En voyant l'air de plaisir de Chen Zhi, Wu Zixi n'en put plus et décida d'arrêter de maintenir la façade de paix. Il refusait de croire que ces deux beautés éblouissantes pouvaient tolérer un mec qui les menait en bateau toutes les deux.

« Votre relation a l'air bien compliquée », Wu Zixi repoussa ses lunettes, son regard allant et venant entre les trois. « Tout à l'heure à la porte de l'école, vous avez dit être des amoureux d'enfance, mais là... Si je peux me permettre, quelle est exactement votre relation ? »

À cette question, tout le monde aux alentours tendit l'oreille.

C'était un classique drame de triangle amoureux !

Ils avaient toujours voulu savoir quelle était la relation entre ces trois en classe de toute façon.

Non.

C'est plutôt un quatuor ; il y en a une de plus qui n'est pas venue aujourd'hui.

Chen Zhi revissa le bouchon du Mizone et ne répondit pas immédiatement.

Il se tourna vers Pei Ningxue.

À cause de la chaleur et de la marche, de fines perles de sueur s'étaient formées sur le front de Pei Ningxue, et quelques mèches collaient à sa joue.

Chen Zhi leva la main naturellement.

Ses doigts effleurèrent sa joue de jade, l'aidant à ranger cette mèche rebelle derrière son oreille.

Pei Ningxue n'esquiva pas.

Elle baissa seulement légèrement les yeux, ses longs cils battirent un instant, laissant ses doigts toucher sa peau.

Sa docilité à cet instant la faisait ressembler à une personne totalement différente de son habituelle froideur.

Après ce geste, Chen Zhi tourna lentement la tête à nouveau.

Regardant Wu Zixi, dont le visage affichait une soif de connaissance évidente, il soupira.

« Senior, tu veux vraiment savoir ? »

Wu Zixi ricana en lui-même : Invente, continue d'inventer.

Tant qu'il y avait une preuve concrète que ce gamin les menait en bateau toutes les deux, on verrait bien comment il pourrait continuer à faire semblant !

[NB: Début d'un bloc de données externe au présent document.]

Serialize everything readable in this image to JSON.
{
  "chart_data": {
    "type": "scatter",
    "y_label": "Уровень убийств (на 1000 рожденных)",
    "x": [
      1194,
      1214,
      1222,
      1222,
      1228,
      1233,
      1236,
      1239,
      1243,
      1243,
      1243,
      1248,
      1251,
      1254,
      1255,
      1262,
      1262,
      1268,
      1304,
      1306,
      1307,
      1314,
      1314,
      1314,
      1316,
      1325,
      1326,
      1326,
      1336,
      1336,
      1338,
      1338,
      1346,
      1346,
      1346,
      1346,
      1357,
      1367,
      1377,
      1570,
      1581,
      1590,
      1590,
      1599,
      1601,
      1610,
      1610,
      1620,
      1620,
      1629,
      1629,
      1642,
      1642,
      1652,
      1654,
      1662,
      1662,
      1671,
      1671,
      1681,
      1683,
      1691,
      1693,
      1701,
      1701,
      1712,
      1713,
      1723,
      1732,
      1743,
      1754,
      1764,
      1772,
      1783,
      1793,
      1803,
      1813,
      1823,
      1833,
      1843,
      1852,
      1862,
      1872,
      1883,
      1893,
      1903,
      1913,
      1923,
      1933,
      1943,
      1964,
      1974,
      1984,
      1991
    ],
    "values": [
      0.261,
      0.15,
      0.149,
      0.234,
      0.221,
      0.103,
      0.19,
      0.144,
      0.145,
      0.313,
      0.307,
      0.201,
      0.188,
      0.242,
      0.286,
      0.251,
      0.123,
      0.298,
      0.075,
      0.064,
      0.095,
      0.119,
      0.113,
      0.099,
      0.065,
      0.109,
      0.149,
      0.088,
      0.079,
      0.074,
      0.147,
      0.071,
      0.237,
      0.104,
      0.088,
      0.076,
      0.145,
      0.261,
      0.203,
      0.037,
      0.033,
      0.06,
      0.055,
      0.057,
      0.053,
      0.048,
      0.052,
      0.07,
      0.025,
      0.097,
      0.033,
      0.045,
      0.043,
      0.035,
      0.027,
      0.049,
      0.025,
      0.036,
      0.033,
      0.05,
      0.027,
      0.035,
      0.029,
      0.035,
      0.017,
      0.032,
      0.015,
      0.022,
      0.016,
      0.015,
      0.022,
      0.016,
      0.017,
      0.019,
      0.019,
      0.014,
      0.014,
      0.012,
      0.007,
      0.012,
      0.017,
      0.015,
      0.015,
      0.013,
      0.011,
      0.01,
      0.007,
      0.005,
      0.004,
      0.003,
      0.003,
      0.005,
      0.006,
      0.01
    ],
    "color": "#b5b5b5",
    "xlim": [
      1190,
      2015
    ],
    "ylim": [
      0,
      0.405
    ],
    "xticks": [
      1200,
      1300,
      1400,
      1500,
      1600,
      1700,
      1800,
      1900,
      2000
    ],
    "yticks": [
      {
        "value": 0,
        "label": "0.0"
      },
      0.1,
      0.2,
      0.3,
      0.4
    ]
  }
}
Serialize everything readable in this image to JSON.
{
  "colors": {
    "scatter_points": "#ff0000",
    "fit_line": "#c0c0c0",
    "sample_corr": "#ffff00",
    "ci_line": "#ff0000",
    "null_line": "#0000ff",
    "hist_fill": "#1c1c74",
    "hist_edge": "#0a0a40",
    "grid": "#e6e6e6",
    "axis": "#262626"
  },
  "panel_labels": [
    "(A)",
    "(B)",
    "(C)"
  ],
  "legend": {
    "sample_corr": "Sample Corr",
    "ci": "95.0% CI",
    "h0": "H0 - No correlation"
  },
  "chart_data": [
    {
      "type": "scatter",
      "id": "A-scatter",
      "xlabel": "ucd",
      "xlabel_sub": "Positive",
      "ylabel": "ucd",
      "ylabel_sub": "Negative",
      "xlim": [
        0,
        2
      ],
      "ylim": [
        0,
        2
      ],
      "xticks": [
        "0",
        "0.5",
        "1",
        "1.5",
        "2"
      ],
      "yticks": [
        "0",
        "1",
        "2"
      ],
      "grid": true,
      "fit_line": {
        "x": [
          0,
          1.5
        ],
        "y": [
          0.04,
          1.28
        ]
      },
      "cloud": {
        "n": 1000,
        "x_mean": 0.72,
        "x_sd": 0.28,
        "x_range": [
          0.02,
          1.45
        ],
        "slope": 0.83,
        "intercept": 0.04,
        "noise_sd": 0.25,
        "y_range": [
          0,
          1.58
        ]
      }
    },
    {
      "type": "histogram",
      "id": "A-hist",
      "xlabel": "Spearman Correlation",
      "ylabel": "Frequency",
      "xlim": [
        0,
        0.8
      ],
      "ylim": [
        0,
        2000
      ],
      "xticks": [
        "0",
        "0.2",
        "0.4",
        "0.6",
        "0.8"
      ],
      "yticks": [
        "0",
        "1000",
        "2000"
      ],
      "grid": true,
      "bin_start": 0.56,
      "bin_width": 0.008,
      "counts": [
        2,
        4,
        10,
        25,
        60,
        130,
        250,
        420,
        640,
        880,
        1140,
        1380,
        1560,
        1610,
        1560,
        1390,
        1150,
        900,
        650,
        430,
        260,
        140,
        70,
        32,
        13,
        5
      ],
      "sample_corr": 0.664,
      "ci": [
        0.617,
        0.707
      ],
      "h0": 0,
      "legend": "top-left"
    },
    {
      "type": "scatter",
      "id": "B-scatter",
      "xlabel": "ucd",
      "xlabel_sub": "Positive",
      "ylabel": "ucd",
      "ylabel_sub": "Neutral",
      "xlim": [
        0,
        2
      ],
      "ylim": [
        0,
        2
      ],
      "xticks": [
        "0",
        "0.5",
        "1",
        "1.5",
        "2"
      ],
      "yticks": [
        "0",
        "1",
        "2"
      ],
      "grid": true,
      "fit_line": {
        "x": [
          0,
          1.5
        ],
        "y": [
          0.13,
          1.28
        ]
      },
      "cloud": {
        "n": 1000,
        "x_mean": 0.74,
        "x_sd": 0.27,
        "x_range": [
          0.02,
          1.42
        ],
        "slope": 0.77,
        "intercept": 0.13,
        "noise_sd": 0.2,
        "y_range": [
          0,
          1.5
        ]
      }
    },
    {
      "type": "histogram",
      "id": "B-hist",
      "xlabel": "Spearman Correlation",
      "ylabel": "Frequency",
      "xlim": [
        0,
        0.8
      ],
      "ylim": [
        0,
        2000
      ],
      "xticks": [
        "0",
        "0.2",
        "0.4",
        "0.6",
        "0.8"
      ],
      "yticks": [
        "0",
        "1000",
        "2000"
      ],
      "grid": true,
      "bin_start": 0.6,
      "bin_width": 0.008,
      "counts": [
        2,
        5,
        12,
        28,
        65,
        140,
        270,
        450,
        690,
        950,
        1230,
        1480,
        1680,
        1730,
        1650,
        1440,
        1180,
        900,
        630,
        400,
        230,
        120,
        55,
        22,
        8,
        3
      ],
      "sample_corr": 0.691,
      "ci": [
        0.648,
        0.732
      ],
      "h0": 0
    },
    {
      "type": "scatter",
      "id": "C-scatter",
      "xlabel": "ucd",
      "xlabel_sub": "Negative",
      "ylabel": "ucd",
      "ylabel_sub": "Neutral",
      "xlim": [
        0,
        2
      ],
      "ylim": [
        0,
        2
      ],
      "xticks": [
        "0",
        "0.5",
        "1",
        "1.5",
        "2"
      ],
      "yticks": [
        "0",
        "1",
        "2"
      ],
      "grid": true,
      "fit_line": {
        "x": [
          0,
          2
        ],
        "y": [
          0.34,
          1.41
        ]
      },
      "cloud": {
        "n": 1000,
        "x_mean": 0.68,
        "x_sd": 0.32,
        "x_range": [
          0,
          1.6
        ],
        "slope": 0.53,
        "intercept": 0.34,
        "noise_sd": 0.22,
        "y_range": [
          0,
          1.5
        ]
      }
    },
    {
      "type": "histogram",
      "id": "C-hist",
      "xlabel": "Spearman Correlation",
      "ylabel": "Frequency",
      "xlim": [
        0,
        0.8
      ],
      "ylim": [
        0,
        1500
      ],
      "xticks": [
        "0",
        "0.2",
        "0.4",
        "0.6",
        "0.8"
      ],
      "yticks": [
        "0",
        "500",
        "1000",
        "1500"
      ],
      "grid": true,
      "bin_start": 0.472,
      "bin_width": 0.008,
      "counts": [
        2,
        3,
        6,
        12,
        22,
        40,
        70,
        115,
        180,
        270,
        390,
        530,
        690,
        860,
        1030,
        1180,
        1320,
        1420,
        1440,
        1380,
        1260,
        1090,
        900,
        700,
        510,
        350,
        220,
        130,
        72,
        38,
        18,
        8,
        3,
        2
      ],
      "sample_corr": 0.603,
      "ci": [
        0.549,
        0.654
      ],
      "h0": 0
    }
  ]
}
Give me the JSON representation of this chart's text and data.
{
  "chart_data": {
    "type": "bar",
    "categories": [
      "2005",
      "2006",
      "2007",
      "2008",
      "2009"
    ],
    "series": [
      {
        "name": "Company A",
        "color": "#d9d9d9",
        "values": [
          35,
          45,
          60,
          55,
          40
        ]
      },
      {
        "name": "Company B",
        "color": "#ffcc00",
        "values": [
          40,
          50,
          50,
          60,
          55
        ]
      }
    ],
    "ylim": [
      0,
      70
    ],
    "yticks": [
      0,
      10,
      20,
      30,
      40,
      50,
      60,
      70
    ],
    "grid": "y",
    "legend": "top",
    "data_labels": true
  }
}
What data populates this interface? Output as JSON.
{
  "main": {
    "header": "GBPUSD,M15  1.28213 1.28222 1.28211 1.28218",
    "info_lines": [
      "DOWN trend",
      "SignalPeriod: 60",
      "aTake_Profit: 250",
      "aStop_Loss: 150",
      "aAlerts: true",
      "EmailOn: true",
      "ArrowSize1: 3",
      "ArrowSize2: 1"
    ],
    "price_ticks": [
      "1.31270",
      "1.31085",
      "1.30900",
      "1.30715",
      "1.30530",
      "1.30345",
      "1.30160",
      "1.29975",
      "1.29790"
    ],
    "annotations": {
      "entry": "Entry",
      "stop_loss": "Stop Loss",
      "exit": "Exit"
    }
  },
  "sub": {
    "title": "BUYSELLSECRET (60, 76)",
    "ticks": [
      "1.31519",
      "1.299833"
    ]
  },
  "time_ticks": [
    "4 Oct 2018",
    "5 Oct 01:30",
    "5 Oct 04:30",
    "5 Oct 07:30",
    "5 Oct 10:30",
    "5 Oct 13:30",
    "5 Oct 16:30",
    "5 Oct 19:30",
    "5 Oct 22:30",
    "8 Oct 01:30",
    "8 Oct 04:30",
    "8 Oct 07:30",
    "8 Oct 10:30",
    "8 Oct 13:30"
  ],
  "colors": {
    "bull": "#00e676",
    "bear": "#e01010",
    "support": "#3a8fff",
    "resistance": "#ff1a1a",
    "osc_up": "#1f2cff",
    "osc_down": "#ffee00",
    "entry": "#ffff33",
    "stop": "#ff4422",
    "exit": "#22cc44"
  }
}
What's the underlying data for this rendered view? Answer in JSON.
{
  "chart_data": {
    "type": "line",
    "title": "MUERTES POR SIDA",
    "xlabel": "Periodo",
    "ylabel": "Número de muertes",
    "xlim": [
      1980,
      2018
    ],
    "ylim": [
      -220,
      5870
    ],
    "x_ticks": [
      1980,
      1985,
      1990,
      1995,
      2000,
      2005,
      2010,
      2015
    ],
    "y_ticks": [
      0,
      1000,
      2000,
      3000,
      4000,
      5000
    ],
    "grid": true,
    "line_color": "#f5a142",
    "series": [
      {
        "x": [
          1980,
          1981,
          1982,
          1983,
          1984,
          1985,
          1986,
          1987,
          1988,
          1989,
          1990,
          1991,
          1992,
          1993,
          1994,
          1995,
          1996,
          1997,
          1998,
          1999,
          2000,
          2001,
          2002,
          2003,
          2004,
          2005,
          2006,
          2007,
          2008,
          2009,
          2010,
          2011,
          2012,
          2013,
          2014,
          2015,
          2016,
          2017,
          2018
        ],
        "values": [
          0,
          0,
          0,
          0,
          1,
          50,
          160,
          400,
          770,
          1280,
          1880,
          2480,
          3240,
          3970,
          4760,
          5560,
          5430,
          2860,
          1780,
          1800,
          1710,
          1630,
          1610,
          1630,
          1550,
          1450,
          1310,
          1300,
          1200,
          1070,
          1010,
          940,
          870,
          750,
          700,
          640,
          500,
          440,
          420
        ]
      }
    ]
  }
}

Chen Zhi adopta une expression profonde, son ton portant une pointe de lassitude et d'impuissance. « En fait, ça implique une querelle de famille riche. Pour faire simple, elle est ma sœur biologique d'un père différent et d'une mère différente. Mais je l'ai toujours élevée comme ma fille. Tu sais, c'est pas facile pour un père célibataire d'élever un enfant, surtout quand l'enfant entre dans sa phase de rébellion. Je n'y peux rien. »

Wu Zixi : ???

Une sœur biologique d'un père différent et d'une mère différente ?

Quel miracle biologique est-ce là ?

Après avoir dit ça, il posa même un regard aimant sur Pei Ningxue, comme s'il contemplait vraiment une fille ignorante.

Wu Zixi resta bouche bée, la mâchoire près de toucher le sol.

Il calcula frénétiquement les relations logiques de cette phrase dans sa tête, son CPU cérébral quasiment en surchauffe.

Pendant ce temps, l'intéressée, Pei Ningxue, après avoir entendu cette absurdité absolue, écrasa vicieusement le pied de Chen Zhi dans l'angle mort de tout le monde.

L'écrasement était d'une force modérée, portait un peu de gêne et d'agacement, mais surtout une sorte de charme flirtant que seuls eux deux comprenaient.

Chen Zhi encaissa sans changer d'expression, son visage gardant ce sourire paternel bienveillant.

« Senior, je vais devoir vous embêter pour bien prendre soin de ma fille ici à l'école à l'avenir. »

Wu Zixi resta planté sur place, complètement décoiffé par le vent.